Если и есть в России что-то поистине удивительное, так это то, что тут еще остался кто-то живой.
Сосредоточенно сопя, акселерат стал ладиться с винтовкой на краю слухового окна, примериваясь стволом в сторону больницы. Фонарик акселерат оставил лежать на полу, лучом кверху, чтобы отраженным от потолка светом светил рассеянно и просторно. Ну, ладно… Киллер хренов.
Фомичев призраком вздыбился из тряпья и, двигаясь стремительно и беззвучно, в три шага оказался у парня за спиной. Тот, даже если бы и услышал что-то, не успел бы повернуться. Но он не слышал. И, похоже, не слушал — так был увлечен своим подвигом.
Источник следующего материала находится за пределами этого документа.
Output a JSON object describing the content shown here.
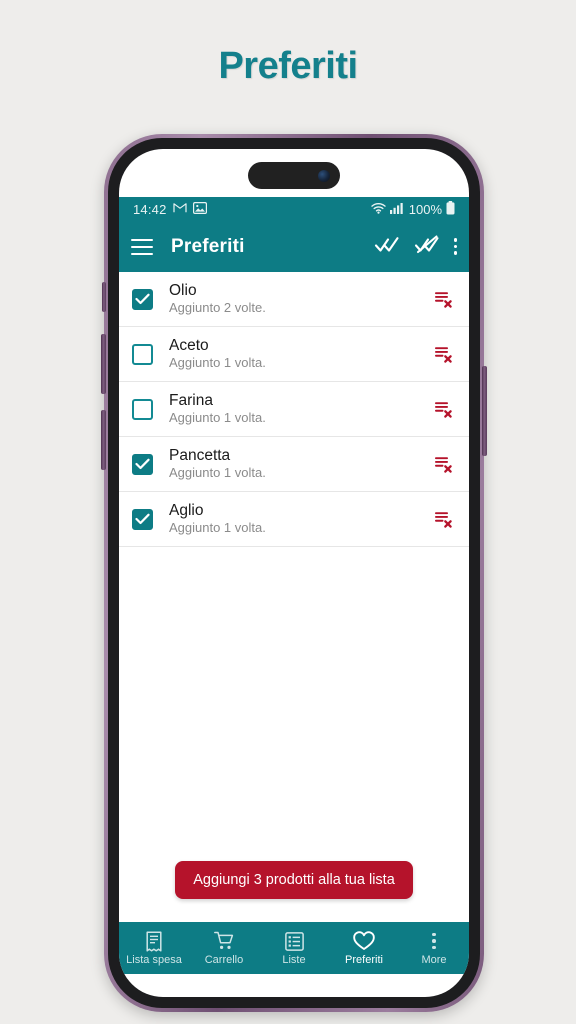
{
  "page": {
    "title": "Preferiti",
    "background_color": "#eeedeb",
    "title_color": "#14808c"
  },
  "theme": {
    "teal": "#0d7c85",
    "red": "#b5132b",
    "remove_icon_red": "#b5132b",
    "frame_purple": "#7b5b7d"
  },
  "statusbar": {
    "time": "14:42",
    "icons_left": [
      "gmail-icon",
      "photos-icon"
    ],
    "wifi": "wifi-icon",
    "signal": "cellular-signal-icon",
    "battery_percent": "100%",
    "battery": "battery-full-icon"
  },
  "appbar": {
    "menu_icon": "hamburger-menu-icon",
    "title": "Preferiti",
    "select_all_icon": "double-check-icon",
    "deselect_all_icon": "double-check-crossed-icon",
    "overflow_icon": "more-vertical-icon"
  },
  "list": {
    "items": [
      {
        "name": "Olio",
        "subtitle": "Aggiunto 2 volte.",
        "checked": true
      },
      {
        "name": "Aceto",
        "subtitle": "Aggiunto 1 volta.",
        "checked": false
      },
      {
        "name": "Farina",
        "subtitle": "Aggiunto 1 volta.",
        "checked": false
      },
      {
        "name": "Pancetta",
        "subtitle": "Aggiunto 1 volta.",
        "checked": true
      },
      {
        "name": "Aglio",
        "subtitle": "Aggiunto 1 volta.",
        "checked": true
      }
    ],
    "remove_icon": "remove-from-list-icon"
  },
  "cta": {
    "label": "Aggiungi 3 prodotti alla tua lista"
  },
  "bottomnav": {
    "items": [
      {
        "label": "Lista spesa",
        "icon": "receipt-icon",
        "active": false
      },
      {
        "label": "Carrello",
        "icon": "shopping-cart-icon",
        "active": false
      },
      {
        "label": "Liste",
        "icon": "list-box-icon",
        "active": false
      },
      {
        "label": "Preferiti",
        "icon": "heart-icon",
        "active": true
      },
      {
        "label": "More",
        "icon": "more-vertical-icon",
        "active": false
      }
    ]
  }
}
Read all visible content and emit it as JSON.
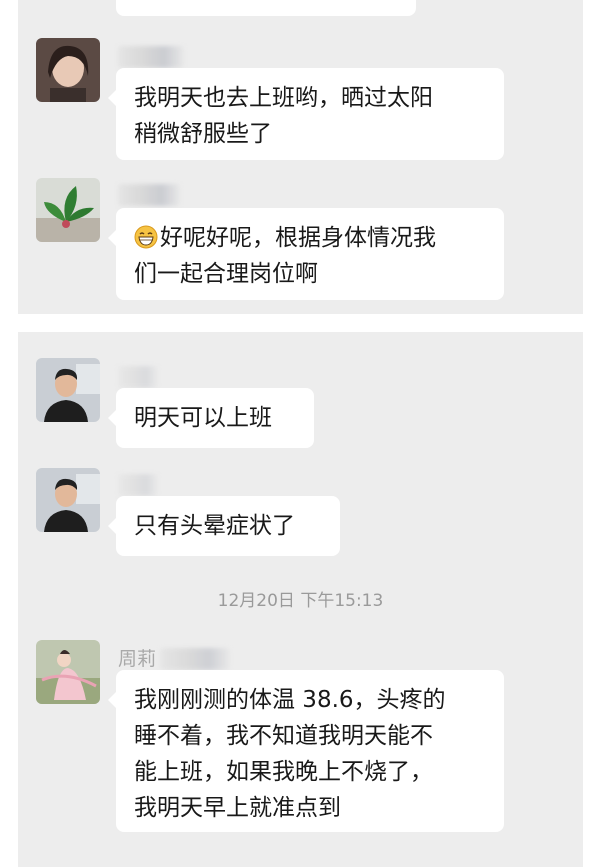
{
  "panel1": {
    "messages": [
      {
        "lines": [
          "我明天也去上班哟，晒过太阳",
          "稍微舒服些了"
        ]
      },
      {
        "lines": [
          "好呢好呢，根据身体情况我",
          "们一起合理岗位啊"
        ],
        "emoji": "grinning-face-icon"
      }
    ]
  },
  "panel2": {
    "messages": [
      {
        "lines": [
          "明天可以上班"
        ]
      },
      {
        "lines": [
          "只有头晕症状了"
        ]
      }
    ],
    "timestamp": "12月20日 下午15:13",
    "last_sender_name": "周莉",
    "last_message": {
      "lines": [
        "我刚刚测的体温 38.6，头疼的",
        "睡不着，我不知道我明天能不",
        "能上班，如果我晚上不烧了，",
        "我明天早上就准点到"
      ]
    }
  },
  "colors": {
    "chat_background": "#ededed",
    "bubble": "#ffffff",
    "text": "#191919",
    "timestamp": "#9a9a9a"
  }
}
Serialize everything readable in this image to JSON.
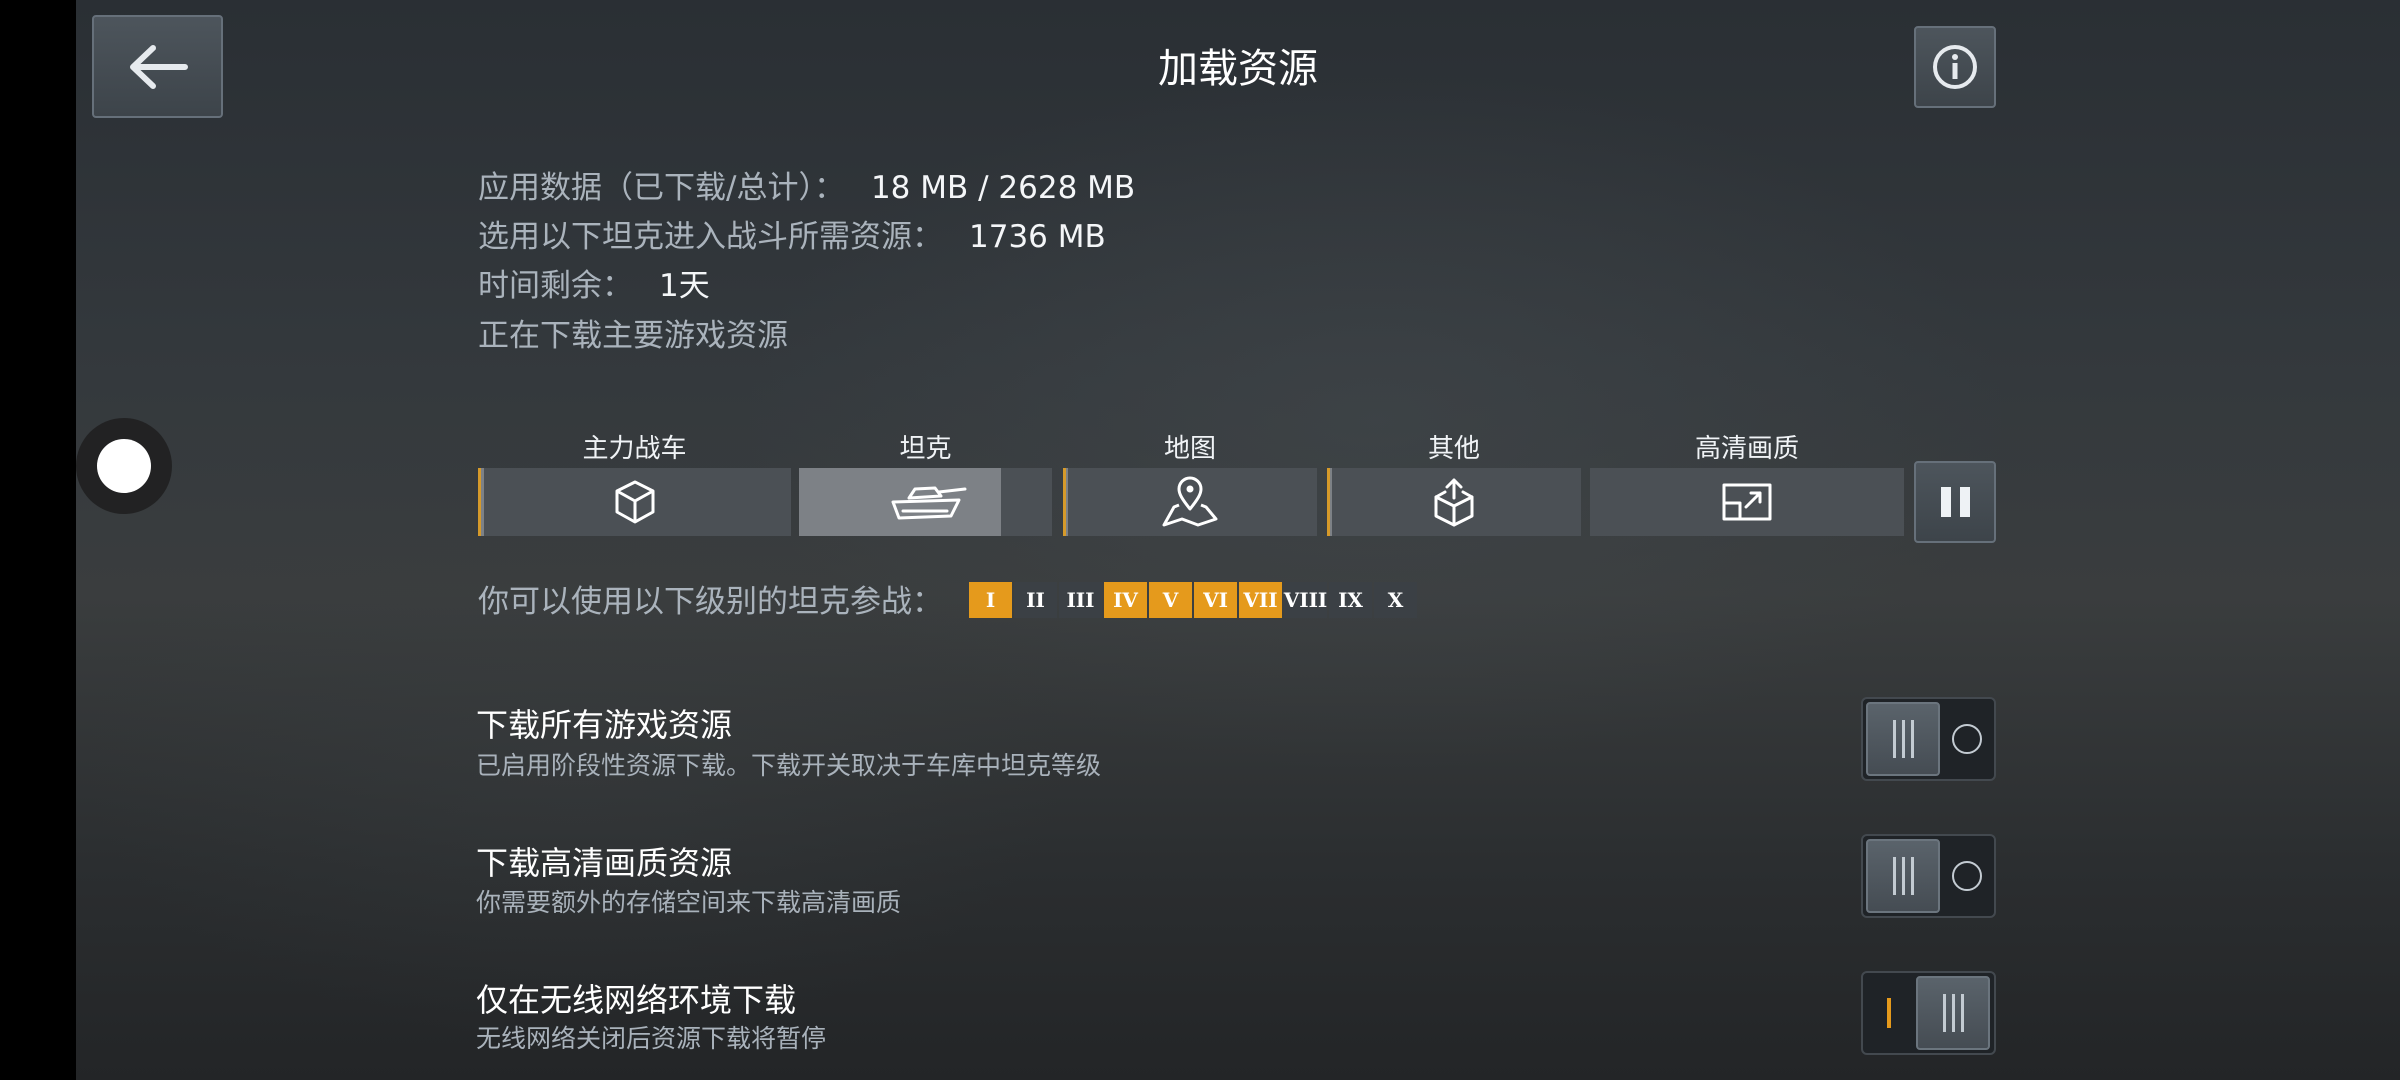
{
  "header": {
    "title": "加载资源",
    "back_icon": "arrow-left-icon",
    "info_icon": "info-circle-icon"
  },
  "status": {
    "app_data_label": "应用数据（已下载/总计）：",
    "app_data_value": "18 MB / 2628 MB",
    "battle_res_label": "选用以下坦克进入战斗所需资源：",
    "battle_res_value": "1736 MB",
    "time_label": "时间剩余：",
    "time_value": "1天",
    "downloading_text": "正在下载主要游戏资源"
  },
  "categories": [
    {
      "label": "主力战车",
      "icon": "cube-icon",
      "progress": 0.02,
      "accent": true
    },
    {
      "label": "坦克",
      "icon": "tank-icon",
      "progress": 0.8,
      "accent": false
    },
    {
      "label": "地图",
      "icon": "map-pin-icon",
      "progress": 0.02,
      "accent": true
    },
    {
      "label": "其他",
      "icon": "box-upload-icon",
      "progress": 0.02,
      "accent": true
    },
    {
      "label": "高清画质",
      "icon": "hd-screen-icon",
      "progress": 0.0,
      "accent": false
    }
  ],
  "pause_icon": "pause-icon",
  "tiers": {
    "label": "你可以使用以下级别的坦克参战：",
    "items": [
      {
        "label": "I",
        "active": true
      },
      {
        "label": "II",
        "active": false
      },
      {
        "label": "III",
        "active": false
      },
      {
        "label": "IV",
        "active": true
      },
      {
        "label": "V",
        "active": true
      },
      {
        "label": "VI",
        "active": true
      },
      {
        "label": "VII",
        "active": true
      },
      {
        "label": "VIII",
        "active": false
      },
      {
        "label": "IX",
        "active": false
      },
      {
        "label": "X",
        "active": false
      }
    ]
  },
  "settings": [
    {
      "title": "下载所有游戏资源",
      "desc": "已启用阶段性资源下载。下载开关取决于车库中坦克等级",
      "enabled": false
    },
    {
      "title": "下载高清画质资源",
      "desc": "你需要额外的存储空间来下载高清画质",
      "enabled": false
    },
    {
      "title": "仅在无线网络环境下载",
      "desc": "无线网络关闭后资源下载将暂停",
      "enabled": true
    }
  ],
  "colors": {
    "accent": "#e59a1c",
    "bar_fill": "#7d8186",
    "bar_track": "#4b5055"
  }
}
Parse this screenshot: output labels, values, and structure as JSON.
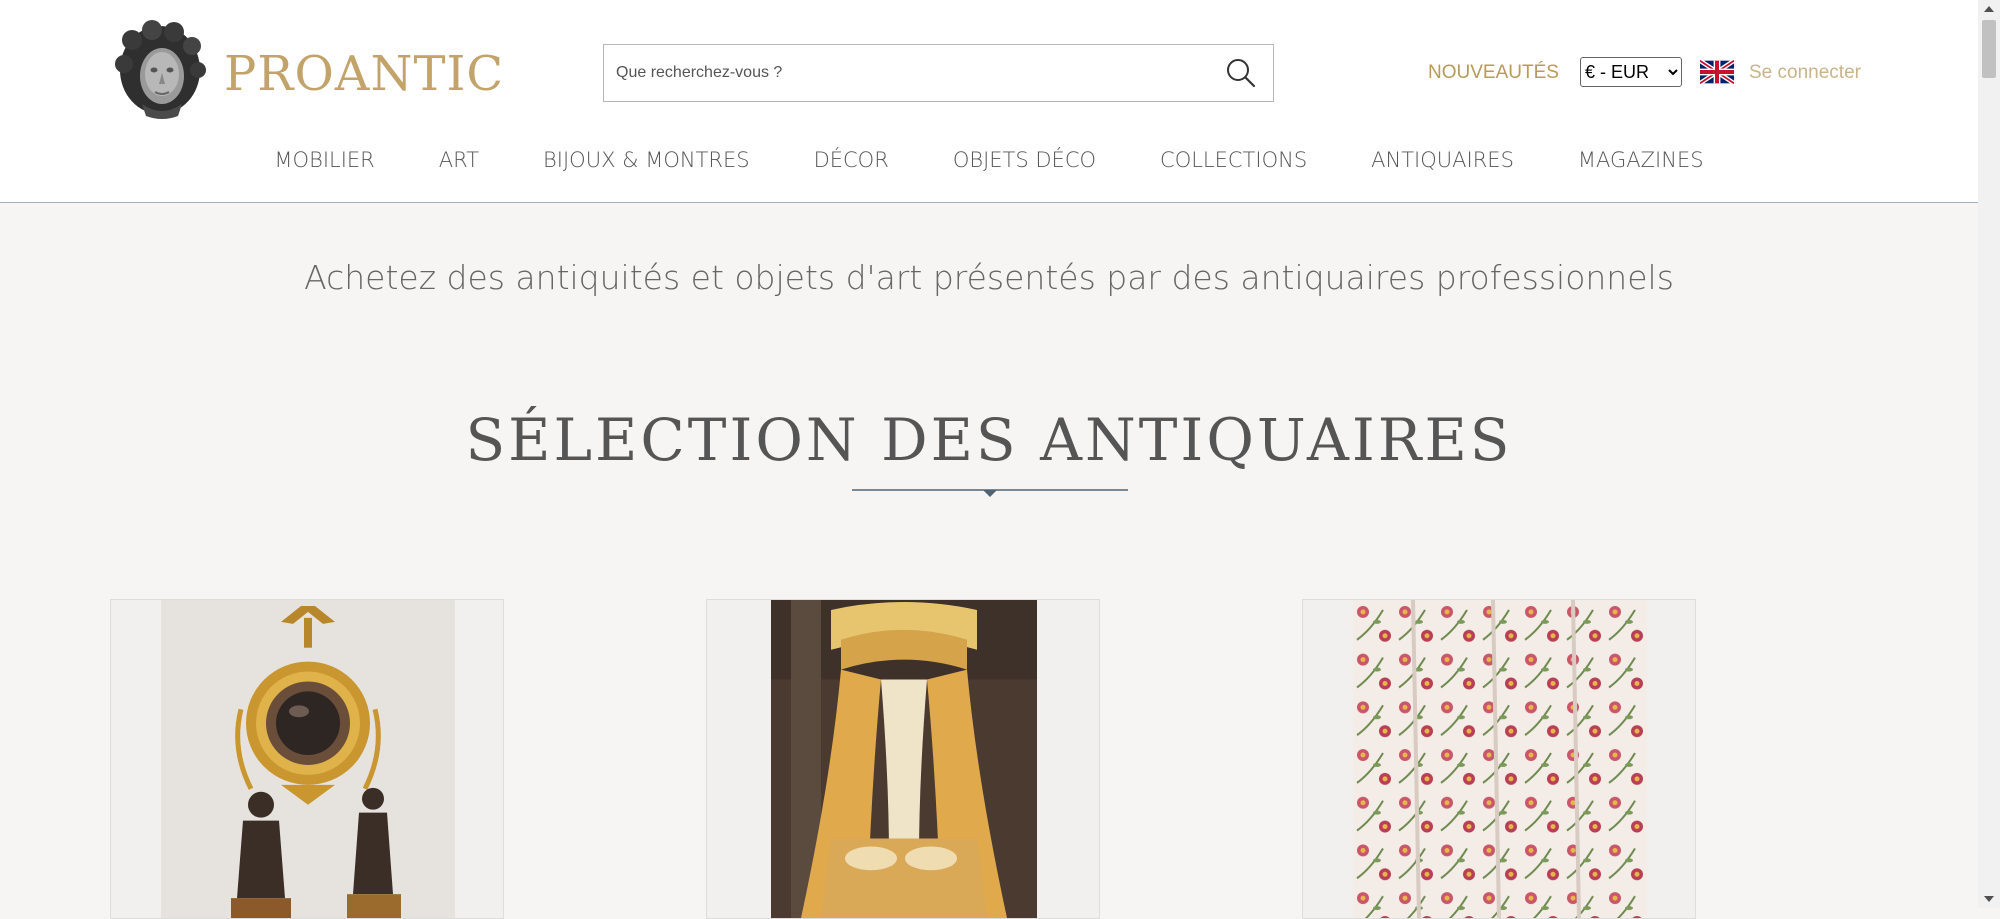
{
  "header": {
    "logo_text": "PROANTIC",
    "search": {
      "placeholder": "Que recherchez-vous ?",
      "value": ""
    },
    "nouveautes_label": "NOUVEAUTÉS",
    "currency": {
      "selected": "€ - EUR"
    },
    "login_label": "Se connecter",
    "brand_color": "#c2a36a"
  },
  "nav": {
    "items": [
      {
        "label": "MOBILIER"
      },
      {
        "label": "ART"
      },
      {
        "label": "BIJOUX & MONTRES"
      },
      {
        "label": "DÉCOR"
      },
      {
        "label": "OBJETS DÉCO"
      },
      {
        "label": "COLLECTIONS"
      },
      {
        "label": "ANTIQUAIRES"
      },
      {
        "label": "MAGAZINES"
      }
    ]
  },
  "main": {
    "tagline": "Achetez des antiquités et objets d'art présentés par des antiquaires professionnels",
    "section_title": "SÉLECTION DES ANTIQUAIRES",
    "cards": [
      {
        "image": "mirror-and-bronzes-photo"
      },
      {
        "image": "canopy-bed-photo"
      },
      {
        "image": "floral-curtain-photo"
      }
    ]
  }
}
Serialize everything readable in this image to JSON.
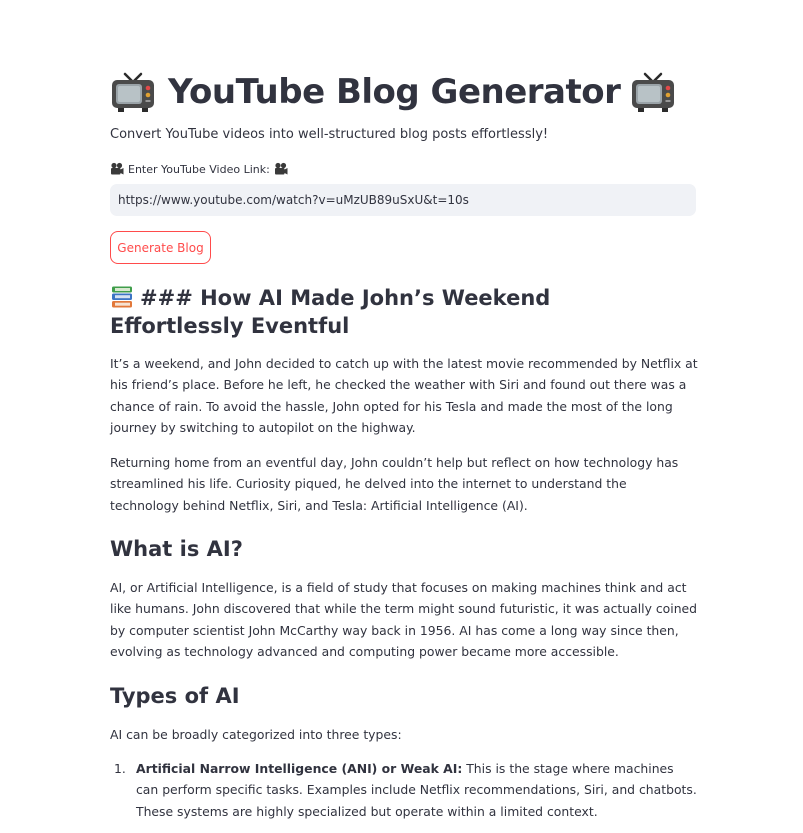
{
  "app": {
    "title": "YouTube Blog Generator",
    "subtitle": "Convert YouTube videos into well-structured blog posts effortlessly!",
    "accent_color": "#ff4b4b",
    "title_icon": "tv-icon"
  },
  "input": {
    "label": "Enter YouTube Video Link:",
    "label_icon": "camera-icon",
    "value": "https://www.youtube.com/watch?v=uMzUB89uSxU&t=10s"
  },
  "actions": {
    "generate_label": "Generate Blog"
  },
  "blog": {
    "heading_icon": "books-icon",
    "heading": "### How AI Made John’s Weekend Effortlessly Eventful",
    "paragraphs": [
      "It’s a weekend, and John decided to catch up with the latest movie recommended by Netflix at his friend’s place. Before he left, he checked the weather with Siri and found out there was a chance of rain. To avoid the hassle, John opted for his Tesla and made the most of the long journey by switching to autopilot on the highway.",
      "Returning home from an eventful day, John couldn’t help but reflect on how technology has streamlined his life. Curiosity piqued, he delved into the internet to understand the technology behind Netflix, Siri, and Tesla: Artificial Intelligence (AI)."
    ],
    "section_what": {
      "heading": "What is AI?",
      "paragraph": "AI, or Artificial Intelligence, is a field of study that focuses on making machines think and act like humans. John discovered that while the term might sound futuristic, it was actually coined by computer scientist John McCarthy way back in 1956. AI has come a long way since then, evolving as technology advanced and computing power became more accessible."
    },
    "section_types": {
      "heading": "Types of AI",
      "intro": "AI can be broadly categorized into three types:",
      "items": [
        {
          "number": "1.",
          "term": "Artificial Narrow Intelligence (ANI) or Weak AI:",
          "text": " This is the stage where machines can perform specific tasks. Examples include Netflix recommendations, Siri, and chatbots. These systems are highly specialized but operate within a limited context."
        }
      ]
    }
  }
}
И так уверен в том, что он властелин мира и кроме него в мире все — твари дрожащие. Фомичев небрежно ткнул киллера прямыми пальцами в шею с обеих сторон. Парень коротко хлюпнул горлом и, обмякнув, со стуком выронил просунутую было наружу винтовку и сам на подогнувшихся ногах повалился на пол рядом с нею.